Professor of Sociology, and Women's and Gender Studies

History
Sociology
Women's and Gender Studies

Expertise

Contemporary families; historical sociology; feminist theory; sociology of gender, class & race/ethnicity; community studies.

Profile

Professor Karen V. Hansen combines sociology and history in her research and teaching. Her latest project, ENCOUNTER ON THE GREAT PLAINS: Scandinavian Settlers and the Dispossession of Dakota Indians, 1890-1930, has been supported by the John Simon Guggenheim Memorial Foundation and the National Endowment for the Humanities. This year she is working on the book while at the Charles Warren Center for Studies in American History at Harvard University. The book explores life on a remote Indian reservation in the early twentieth century where Scandinavians began homesteading, with the sanction of the U.S. government.
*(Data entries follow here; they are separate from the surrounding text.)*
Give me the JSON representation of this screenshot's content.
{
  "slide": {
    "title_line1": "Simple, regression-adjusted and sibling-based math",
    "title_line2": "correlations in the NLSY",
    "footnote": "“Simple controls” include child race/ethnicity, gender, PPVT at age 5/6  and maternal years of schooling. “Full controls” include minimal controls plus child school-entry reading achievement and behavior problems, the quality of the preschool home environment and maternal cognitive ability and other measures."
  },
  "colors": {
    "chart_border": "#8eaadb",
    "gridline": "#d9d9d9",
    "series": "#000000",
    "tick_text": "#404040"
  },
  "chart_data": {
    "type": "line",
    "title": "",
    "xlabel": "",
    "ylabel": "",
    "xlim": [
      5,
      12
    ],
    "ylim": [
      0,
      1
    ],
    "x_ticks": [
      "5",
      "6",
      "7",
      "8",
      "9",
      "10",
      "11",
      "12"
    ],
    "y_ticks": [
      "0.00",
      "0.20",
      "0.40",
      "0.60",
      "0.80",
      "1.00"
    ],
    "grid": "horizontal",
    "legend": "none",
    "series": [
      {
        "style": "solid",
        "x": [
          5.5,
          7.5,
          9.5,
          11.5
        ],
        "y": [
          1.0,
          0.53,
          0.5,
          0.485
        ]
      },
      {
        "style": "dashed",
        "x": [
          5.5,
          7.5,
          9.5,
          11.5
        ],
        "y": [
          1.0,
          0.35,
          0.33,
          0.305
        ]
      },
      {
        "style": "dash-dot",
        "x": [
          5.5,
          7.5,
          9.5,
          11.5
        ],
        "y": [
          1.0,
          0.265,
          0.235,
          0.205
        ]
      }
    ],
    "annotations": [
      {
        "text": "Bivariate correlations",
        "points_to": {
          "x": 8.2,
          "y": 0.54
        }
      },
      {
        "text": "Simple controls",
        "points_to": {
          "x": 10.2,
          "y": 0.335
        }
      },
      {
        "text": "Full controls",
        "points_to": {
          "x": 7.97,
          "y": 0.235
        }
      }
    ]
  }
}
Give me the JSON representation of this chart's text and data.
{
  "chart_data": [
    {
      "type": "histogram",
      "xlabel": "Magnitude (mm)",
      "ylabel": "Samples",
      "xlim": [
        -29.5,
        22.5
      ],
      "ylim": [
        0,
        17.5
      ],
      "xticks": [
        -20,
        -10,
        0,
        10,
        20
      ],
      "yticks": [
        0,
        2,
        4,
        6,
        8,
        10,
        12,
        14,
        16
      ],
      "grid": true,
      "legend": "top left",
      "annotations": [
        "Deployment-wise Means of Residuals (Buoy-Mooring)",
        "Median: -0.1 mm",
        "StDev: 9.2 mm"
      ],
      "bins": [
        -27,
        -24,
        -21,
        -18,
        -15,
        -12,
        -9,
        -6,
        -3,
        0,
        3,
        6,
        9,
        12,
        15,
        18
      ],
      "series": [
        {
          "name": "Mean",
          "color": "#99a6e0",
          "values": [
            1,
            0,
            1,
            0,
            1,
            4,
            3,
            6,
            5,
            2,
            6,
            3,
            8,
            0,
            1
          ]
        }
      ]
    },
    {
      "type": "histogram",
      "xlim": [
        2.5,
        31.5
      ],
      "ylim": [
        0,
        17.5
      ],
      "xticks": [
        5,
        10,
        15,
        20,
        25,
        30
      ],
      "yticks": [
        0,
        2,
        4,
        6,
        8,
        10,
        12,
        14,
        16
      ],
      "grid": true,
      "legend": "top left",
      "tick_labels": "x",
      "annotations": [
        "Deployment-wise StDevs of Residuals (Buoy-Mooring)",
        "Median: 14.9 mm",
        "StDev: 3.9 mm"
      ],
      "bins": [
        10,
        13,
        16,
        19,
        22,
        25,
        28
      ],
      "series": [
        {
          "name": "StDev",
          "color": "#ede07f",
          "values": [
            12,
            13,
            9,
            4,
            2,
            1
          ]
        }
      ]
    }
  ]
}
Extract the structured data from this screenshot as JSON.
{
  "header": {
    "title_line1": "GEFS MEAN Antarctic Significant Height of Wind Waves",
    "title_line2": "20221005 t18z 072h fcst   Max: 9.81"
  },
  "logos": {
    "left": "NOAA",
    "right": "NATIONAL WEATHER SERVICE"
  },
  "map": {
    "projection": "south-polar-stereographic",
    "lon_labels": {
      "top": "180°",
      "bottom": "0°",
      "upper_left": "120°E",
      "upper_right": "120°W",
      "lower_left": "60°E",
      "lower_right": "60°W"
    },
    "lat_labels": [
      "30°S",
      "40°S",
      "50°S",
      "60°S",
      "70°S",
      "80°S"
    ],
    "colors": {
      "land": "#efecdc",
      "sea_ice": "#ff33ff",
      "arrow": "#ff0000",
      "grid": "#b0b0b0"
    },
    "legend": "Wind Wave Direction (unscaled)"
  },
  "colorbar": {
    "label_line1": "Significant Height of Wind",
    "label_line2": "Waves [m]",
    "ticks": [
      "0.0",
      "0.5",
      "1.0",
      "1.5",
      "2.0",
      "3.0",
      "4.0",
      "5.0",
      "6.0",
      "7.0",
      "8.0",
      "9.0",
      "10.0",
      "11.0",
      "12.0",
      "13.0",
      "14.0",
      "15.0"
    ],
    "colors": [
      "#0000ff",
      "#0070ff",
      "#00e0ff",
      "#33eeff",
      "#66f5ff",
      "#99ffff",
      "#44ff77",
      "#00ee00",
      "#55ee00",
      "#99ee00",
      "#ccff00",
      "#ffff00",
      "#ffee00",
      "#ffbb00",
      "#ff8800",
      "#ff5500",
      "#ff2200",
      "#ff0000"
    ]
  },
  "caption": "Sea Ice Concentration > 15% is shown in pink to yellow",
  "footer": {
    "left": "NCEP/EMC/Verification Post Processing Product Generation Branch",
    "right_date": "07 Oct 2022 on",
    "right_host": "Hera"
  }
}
In effect, they dispossessed Dakota Sioux while living as their neighbors ON the reservation. Based on oral histories with elders and extensive landownership records, the book reveals the struggles of women and men – farmers, domestic servants, and day laborers – of two profoundly different cultures as they seek to maintain their language, practice their culture, and honor loyalties to more than one nation.

Professor Hansen’s scholarship also focuses on contemporary families. She authored NOT-SO-NUCLEAR FAMILIES: Class, Gender, and Networks of Care, which received the William J. Goode Book Award, Honorable Mention, and was a finalist for the C. Wright Mills Award. Combining theoretical frameworks and rich empirical accounts, she has edited two anthologies with Anita Ilta Garey, AT THE HEART OF WORK AND FAMILY and FAMILIES IN THE U.S.: Kinship and Domestic Politics.